Glue job creates a Hadoop task in the backend and since it uses Hadoop ecosystem all the nodes in the cluster must be able to find using the FQDN and communicate with each other. To satisfy Hadoop DNS lookup, both forward and reverse lookups must succeed. When you use the default DHCP option set with AmazonProvidedDNS, it automatically creates the DNS record for the nodes that’s getting created in the VPC.
When you have custom domain name and DNS server configured in the DHCP options of your VPC it won’t auto-generate the DNS hostname records. In this scenario, you shall use one of the following two options to run a Glue job.
Create small subnets in your VPC specifically for Glue jobs. Then you create hostname A record for all the IP addresses in the subnet with the naming convention as ip-10-100-11-25.custom.domain and create PTR records for all the hostnames to enable reverse lookup. This will enable the Glue job to successfully resolve the FQDN to the appropriate IP address. Example configuration of similar setup using BIND is explained in the AWS blog post titled “Launching and Running an Amazon EMR Cluster in your VPC – Part 2: Custom DNS”

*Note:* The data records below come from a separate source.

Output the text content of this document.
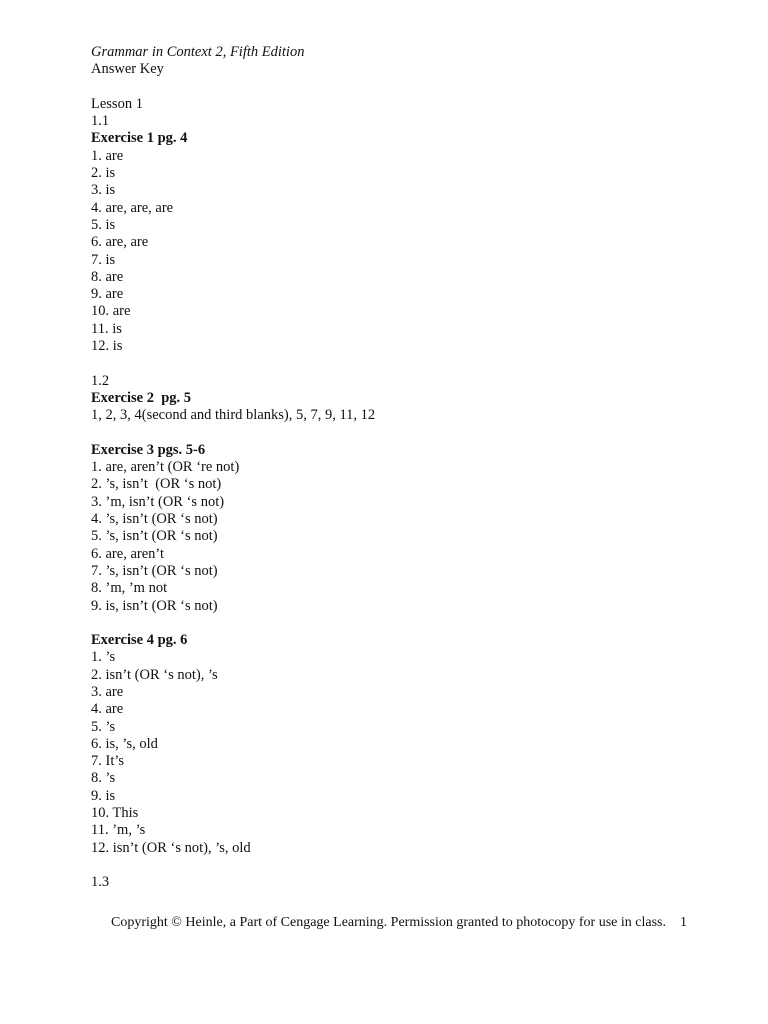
Grammar in Context 2, Fifth Edition
Answer Key
Lesson 1
1.1
Exercise 1 pg. 4
1. are
2. is
3. is
4. are, are, are
5. is
6. are, are
7. is
8. are
9. are
10. are
11. is
12. is
1.2
Exercise 2  pg. 5
1, 2, 3, 4(second and third blanks), 5, 7, 9, 11, 12
Exercise 3 pgs. 5-6
1. are, aren’t (OR ‘re not)
2. ’s, isn’t  (OR ‘s not)
3. ’m, isn’t (OR ‘s not)
4. ’s, isn’t (OR ‘s not)
5. ’s, isn’t (OR ‘s not)
6. are, aren’t
7. ’s, isn’t (OR ‘s not)
8. ’m, ’m not
9. is, isn’t (OR ‘s not)
Exercise 4 pg. 6
1. ’s
2. isn’t (OR ‘s not), ’s
3. are
4. are
5. ’s
6. is, ’s, old
7. It’s
8. ’s
9. is
10. This
11. ’m, ’s
12. isn’t (OR ‘s not), ’s, old
1.3
Copyright © Heinle, a Part of Cengage Learning. Permission granted to photocopy for use in class.    1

Create a separate VPC for Glue jobs (glue-jobs-vpc) with the default DHCP options of Amazon provided domain name and Amazon provided DNS server. Configure VPC peering between the Glue jobs VPC (glue-job-vpc) & the production VPC with custom DNS server configured where the datastore is located. With this setup, when you launch a Glue job it will be executed in the Glue jobs VPC which will use the default settings and will be able to successfully resolve the FQDN, and also it will be able to connect to the datastore using the VPC peering.
Following diagram show the simple depiction of the option 2 discussed above.
You learned two different approach to run AWS Glue jobs while having your datastore in a VPC with custom DNS configuration. In both the options that we discussed above plan the VPC/Subnet size according to your need.